Im Hinblick auf das Stiftungsvermögen führt § 83b BGB n.F. eine neue begriffliche Unterscheidung zwischen Grundstockvermögen und sonstigem Vermögen ein. Das Grundstockvermögen ist dabei das Vermögen der Stiftung zur dauernden nachhaltigen Zweckerfüllung, während das „sonstige Vermögen“ im Ergebnis verbrauchbares Vermögen der Stiftung meint.
Dreistufiges Verfahren zur Satzungsänderung
Bisher waren die Anforderungen an die Änderung von Stiftungssatzungen komplex und zum Teil heftig umstritten. Der Grund hierfür lag darin, dass die bundesrechtlichen Vorschriften lediglich in § 87 BGB die Möglichkeit vorsehen, eine Stiftungssatzung nachträglich zu ändern.
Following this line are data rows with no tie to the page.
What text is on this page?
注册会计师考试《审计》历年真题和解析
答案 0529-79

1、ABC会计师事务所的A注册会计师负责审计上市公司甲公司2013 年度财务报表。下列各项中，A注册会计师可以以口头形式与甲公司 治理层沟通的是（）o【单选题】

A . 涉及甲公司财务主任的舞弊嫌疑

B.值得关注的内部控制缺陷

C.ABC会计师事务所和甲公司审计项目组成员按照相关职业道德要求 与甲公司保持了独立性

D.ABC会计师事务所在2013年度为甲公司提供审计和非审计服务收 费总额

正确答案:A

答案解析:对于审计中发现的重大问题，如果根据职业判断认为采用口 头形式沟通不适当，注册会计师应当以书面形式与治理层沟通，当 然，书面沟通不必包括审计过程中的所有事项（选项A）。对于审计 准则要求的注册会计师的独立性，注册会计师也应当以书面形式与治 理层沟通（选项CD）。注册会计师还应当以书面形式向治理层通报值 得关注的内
Diese Vorschrift regelt dabei lediglich den Fall der Zweckänderung durch die zuständige Aufsichtsbehörde. Ob daneben auch die Stiftungsorgane oder der Stifter selbst nachträgliche Änderungen vornehmen können, war typischerweise Regelungsgegenstand der Stiftungssatzung. Hierzu haben die Landesstiftungsgesetze ihre eigenen Vorschriften entwickelt, die sich in einigen Bereichen überschneiden, in anderen widersprechen.
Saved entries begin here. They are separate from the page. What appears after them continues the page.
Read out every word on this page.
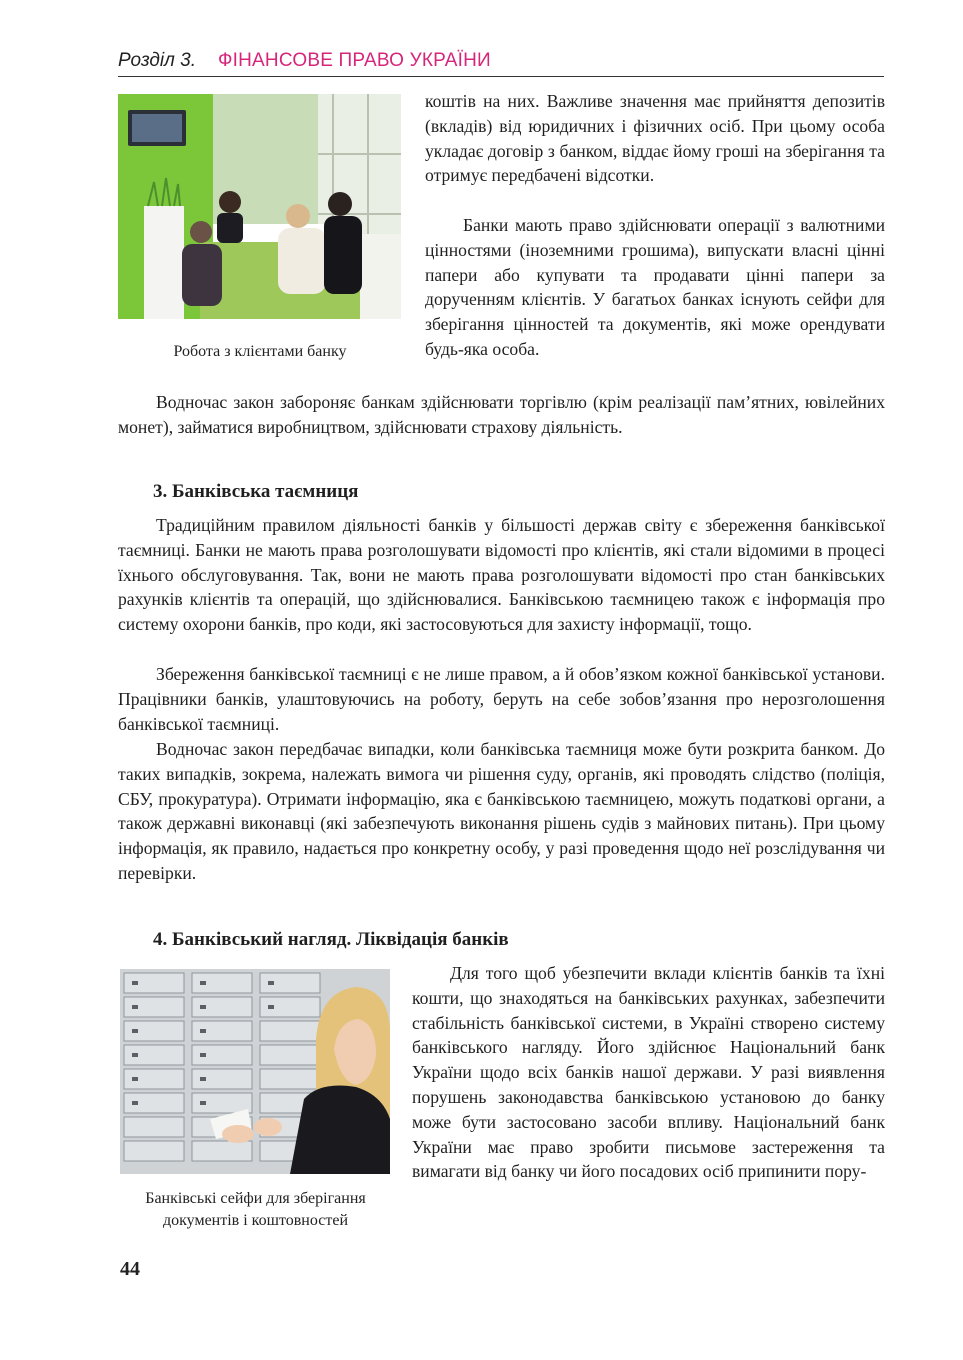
Розділ 3. ФІНАНСОВЕ ПРАВО УКРАЇНИ
Робота з клієнтами банку

коштів на них. Важливе значення має прийняття депозитів (вкладів) від юридичних і фізичних осіб. При цьому особа укладає договір з банком, віддає йому гроші на зберігання та отримує передбачені відсотки.

Банки мають право здійснювати операції з валютними цінностями (іноземними грошима), випускати власні цінні папери або купувати та продавати цінні папери за дорученням клієнтів. У багатьох банках існують сейфи для зберігання цінностей та документів, які може орендувати будь-яка особа.

Водночас закон забороняє банкам здійснювати торгівлю (крім реалізації пам’ятних, ювілейних монет), займатися виробництвом, здійснювати страхову діяльність.

3. Банківська таємниця

Традиційним правилом діяльності банків у більшості держав світу є збереження банківської таємниці. Банки не мають права розголошувати відомості про клієнтів, які стали відомими в процесі їхнього обслуговування. Так, вони не мають права розголошувати відомості про стан банківських рахунків клієнтів та операцій, що здійснювалися. Банківською таємницею також є інформація про систему охорони банків, про коди, які застосовуються для захисту інформації, тощо.

Збереження банківської таємниці є не лише правом, а й обов’язком кожної банківської установи. Працівники банків, улаштовуючись на роботу, беруть на себе зобов’язання про нерозголошення банківської таємниці.

Водночас закон передбачає випадки, коли банківська таємниця може бути розкрита банком. До таких випадків, зокрема, належать вимога чи рішення суду, органів, які проводять слідство (поліція, СБУ, прокуратура). Отримати інформацію, яка є банківською таємницею, можуть податкові органи, а також державні виконавці (які забезпечують виконання рішень судів з майнових питань). При цьому інформація, як правило, надається про конкретну особу, у разі проведення щодо неї розслідування чи перевірки.

4. Банківський нагляд. Ліквідація банків
Банківські сейфи для зберігання документів і коштовностей

Для того щоб убезпечити вклади клієнтів банків та їхні кошти, що знаходяться на банківських рахунках, забезпечити стабільність банківської системи, в Україні створено систему банківського нагляду. Його здійснює Національний банк України щодо всіх банків нашої держави. У разі виявлення порушень законодавства банківською установою до банку може бути застосовано засоби впливу. Національний банк України має право зробити письмове застереження та вимагати від банку чи його посадових осіб припинити пору-

44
In den §§ 85–85b BGB n.F. wird nun die Änderung der Stiftungssatzung geregelt sein. Dabei sind drei Stufen des Änderungsverfahrens zu unterscheiden.
- Eine Änderung des Stiftungszwecks ist zulässig, wenn keine dauernde und nachhaltige Erfüllung des bisherigen Zwecks mehr möglich ist oder wenn der Stiftungszweck das Gemeinwohl gefährdet.
- Die Änderung von Name, Sitz, Art und Weise der Zweckverwirklichung und der Verwaltung des Grundstockvermögens ist zulässig, wenn sich die Verhältnisse seit der Stiftungserrichtung so geändert haben, dass eine entsprechende Anpassung notwendig ist.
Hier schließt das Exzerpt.